In general, younger people saving for retirement can invest that portion of their portfolio primarily in a broad, diversified range of stocks, Benz says. They offer higher long-term returns than other types of assets, but they also tend to carry more risk.
For short- to medium-term goals that are between one and three years, “consider adding safer assets like cash, short-term bond funds, and U.S. government bond funds,” says Benz. From there, he adds, consider how you’ll react to losses in the future: “Risk capacity doesn’t matter if it’s going to upend your well-laid plan when you’re uncomfortable with the losses you suffered in the short term. -term .”

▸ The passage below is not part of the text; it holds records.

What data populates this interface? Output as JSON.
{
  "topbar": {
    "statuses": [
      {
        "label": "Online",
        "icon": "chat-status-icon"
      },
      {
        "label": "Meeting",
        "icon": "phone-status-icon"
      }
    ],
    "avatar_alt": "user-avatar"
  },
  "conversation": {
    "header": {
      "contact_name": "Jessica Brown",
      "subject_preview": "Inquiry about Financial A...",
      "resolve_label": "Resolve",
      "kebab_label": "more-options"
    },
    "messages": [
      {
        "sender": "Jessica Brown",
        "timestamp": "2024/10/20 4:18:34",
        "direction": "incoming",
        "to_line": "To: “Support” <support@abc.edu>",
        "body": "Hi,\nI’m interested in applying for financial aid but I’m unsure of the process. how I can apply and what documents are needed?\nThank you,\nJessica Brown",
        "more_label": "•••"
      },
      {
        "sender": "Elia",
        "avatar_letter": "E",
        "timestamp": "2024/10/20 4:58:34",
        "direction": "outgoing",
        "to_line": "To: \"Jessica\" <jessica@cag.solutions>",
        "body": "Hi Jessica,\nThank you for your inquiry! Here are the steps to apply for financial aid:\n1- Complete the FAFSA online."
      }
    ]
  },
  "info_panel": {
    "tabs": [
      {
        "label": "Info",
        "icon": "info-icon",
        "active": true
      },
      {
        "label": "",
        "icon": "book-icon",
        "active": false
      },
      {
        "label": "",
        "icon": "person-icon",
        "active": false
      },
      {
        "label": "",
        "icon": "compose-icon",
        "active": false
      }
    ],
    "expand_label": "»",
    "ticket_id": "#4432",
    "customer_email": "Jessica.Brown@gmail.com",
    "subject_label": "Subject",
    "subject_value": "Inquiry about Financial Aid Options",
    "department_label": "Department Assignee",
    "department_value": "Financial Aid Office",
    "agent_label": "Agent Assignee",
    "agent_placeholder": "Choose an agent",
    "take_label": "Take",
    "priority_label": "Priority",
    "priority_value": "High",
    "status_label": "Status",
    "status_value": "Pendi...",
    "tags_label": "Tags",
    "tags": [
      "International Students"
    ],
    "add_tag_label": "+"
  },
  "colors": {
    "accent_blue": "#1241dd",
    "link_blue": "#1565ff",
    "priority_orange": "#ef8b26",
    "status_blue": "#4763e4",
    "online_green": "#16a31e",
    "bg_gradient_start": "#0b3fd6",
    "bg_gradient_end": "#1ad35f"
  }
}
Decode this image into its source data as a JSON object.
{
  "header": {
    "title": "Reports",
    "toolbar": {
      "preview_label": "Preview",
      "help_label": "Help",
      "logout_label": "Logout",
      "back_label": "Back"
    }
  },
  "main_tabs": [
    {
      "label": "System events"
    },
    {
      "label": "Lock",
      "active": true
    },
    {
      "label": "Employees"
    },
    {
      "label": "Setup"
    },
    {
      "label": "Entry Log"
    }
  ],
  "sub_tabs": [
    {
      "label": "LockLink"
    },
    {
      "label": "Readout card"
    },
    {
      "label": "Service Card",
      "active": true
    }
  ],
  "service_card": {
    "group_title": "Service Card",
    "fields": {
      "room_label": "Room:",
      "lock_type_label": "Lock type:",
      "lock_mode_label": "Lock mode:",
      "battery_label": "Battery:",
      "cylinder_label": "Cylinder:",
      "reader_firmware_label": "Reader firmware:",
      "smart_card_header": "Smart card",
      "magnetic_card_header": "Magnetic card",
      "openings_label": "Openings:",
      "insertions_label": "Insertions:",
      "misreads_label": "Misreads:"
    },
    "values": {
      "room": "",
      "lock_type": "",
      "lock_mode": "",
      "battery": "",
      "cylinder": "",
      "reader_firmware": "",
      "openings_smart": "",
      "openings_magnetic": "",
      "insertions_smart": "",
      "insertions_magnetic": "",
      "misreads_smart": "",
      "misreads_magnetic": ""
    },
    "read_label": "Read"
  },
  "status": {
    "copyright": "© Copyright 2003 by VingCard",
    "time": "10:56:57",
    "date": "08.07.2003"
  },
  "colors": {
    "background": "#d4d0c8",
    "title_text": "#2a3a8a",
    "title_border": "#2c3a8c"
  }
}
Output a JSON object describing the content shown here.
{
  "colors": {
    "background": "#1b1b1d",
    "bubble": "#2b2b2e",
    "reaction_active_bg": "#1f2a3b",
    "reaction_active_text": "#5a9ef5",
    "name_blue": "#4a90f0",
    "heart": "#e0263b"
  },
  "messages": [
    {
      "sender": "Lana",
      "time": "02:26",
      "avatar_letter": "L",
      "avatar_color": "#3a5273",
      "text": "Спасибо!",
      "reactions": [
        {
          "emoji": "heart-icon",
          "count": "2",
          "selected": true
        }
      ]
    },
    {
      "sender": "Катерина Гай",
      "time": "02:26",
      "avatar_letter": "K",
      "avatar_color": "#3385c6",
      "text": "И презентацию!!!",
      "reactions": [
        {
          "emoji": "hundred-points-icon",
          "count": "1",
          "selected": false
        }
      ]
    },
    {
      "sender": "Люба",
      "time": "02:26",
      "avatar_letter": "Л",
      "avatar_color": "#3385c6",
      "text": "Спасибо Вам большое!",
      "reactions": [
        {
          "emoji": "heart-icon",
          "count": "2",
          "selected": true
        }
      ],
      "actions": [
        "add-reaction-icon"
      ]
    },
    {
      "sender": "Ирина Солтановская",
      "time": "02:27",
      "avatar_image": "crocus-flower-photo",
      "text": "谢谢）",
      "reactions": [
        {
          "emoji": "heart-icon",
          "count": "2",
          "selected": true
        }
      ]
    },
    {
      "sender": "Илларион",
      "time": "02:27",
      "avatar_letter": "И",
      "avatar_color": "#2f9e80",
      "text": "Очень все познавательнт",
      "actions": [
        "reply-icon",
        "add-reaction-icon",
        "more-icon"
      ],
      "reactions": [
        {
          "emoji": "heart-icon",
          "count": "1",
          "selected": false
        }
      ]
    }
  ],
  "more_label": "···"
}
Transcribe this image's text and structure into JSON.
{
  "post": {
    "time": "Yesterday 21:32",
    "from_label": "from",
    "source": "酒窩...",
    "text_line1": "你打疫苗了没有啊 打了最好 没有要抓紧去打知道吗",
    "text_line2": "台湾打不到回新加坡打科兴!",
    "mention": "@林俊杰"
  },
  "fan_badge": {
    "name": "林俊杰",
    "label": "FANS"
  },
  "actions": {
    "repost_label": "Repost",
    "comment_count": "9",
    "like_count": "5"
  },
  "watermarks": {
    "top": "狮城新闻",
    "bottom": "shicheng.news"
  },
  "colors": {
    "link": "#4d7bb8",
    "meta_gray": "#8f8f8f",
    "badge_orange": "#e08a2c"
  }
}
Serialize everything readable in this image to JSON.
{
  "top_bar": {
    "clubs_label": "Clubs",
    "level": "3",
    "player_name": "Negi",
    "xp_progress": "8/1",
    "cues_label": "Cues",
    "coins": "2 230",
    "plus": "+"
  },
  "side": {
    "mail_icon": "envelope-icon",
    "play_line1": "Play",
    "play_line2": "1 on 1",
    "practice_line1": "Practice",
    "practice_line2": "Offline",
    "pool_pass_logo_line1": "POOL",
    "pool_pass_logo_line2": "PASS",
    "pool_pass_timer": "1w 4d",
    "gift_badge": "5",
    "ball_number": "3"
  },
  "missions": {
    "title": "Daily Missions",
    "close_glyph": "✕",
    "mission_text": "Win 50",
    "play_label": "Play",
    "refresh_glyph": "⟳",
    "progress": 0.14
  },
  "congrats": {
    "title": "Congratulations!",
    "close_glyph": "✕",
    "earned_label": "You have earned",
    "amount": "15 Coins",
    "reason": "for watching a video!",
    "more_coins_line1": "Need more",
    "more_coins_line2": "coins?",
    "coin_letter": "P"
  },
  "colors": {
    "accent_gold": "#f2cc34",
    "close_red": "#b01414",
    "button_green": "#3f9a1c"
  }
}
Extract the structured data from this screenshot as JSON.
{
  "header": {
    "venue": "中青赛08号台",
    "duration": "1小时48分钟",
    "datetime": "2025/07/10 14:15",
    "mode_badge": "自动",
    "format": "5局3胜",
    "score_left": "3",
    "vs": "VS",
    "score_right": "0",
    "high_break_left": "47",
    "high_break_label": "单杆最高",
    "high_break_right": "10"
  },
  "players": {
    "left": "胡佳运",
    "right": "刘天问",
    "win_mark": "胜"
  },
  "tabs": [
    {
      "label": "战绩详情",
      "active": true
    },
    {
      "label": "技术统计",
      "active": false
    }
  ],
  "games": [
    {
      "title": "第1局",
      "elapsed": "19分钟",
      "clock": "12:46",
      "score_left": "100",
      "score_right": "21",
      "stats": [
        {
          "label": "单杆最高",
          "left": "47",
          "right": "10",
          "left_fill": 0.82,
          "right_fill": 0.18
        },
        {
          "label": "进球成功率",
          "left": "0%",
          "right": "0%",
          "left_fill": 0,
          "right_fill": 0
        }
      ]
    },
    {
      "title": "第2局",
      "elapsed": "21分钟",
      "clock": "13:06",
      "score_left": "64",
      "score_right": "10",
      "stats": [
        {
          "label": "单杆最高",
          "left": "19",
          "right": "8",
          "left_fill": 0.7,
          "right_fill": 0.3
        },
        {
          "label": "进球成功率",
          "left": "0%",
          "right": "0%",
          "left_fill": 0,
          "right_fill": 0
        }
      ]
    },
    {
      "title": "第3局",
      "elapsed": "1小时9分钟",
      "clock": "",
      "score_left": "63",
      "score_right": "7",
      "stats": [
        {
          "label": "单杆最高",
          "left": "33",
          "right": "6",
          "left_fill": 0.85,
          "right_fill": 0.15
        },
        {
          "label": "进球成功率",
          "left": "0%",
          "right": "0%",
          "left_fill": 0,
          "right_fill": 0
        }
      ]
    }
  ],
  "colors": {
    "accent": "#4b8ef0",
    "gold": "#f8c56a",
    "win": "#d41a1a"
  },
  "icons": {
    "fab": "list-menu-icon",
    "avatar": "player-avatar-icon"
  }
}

Many online quizzes can help you determine your risk tolerance. Examining your behavior during the recent downdraft can be an equally useful yardstick, experts say.
“If I don’t feel comfortable in that kind of up and down market, I have to remember that and put in protections so I don’t feel that way the next time it happens,” says Kelly LaVigne, vice president of consumer information. at Allianz Life. “Because it’s going to happen again. And you’re going to feel bad again.”
To avoid the kind of panic you might have felt in the first half of the year, consider reducing your allocations to riskier assets like stocks and cryptocurrency. You can also consider investing in a fund that manages the allocations for you.
“An all-in-one fund, such as a target date fund, can help remove you from the equation and let the product do the heavy lifting,” says Benz.
A financial advisor can also help in this regard, says Levine: “The most important thing is to make sure that you don’t follow your gut and get out of the market until you talk to someone who can help you with your allocation.”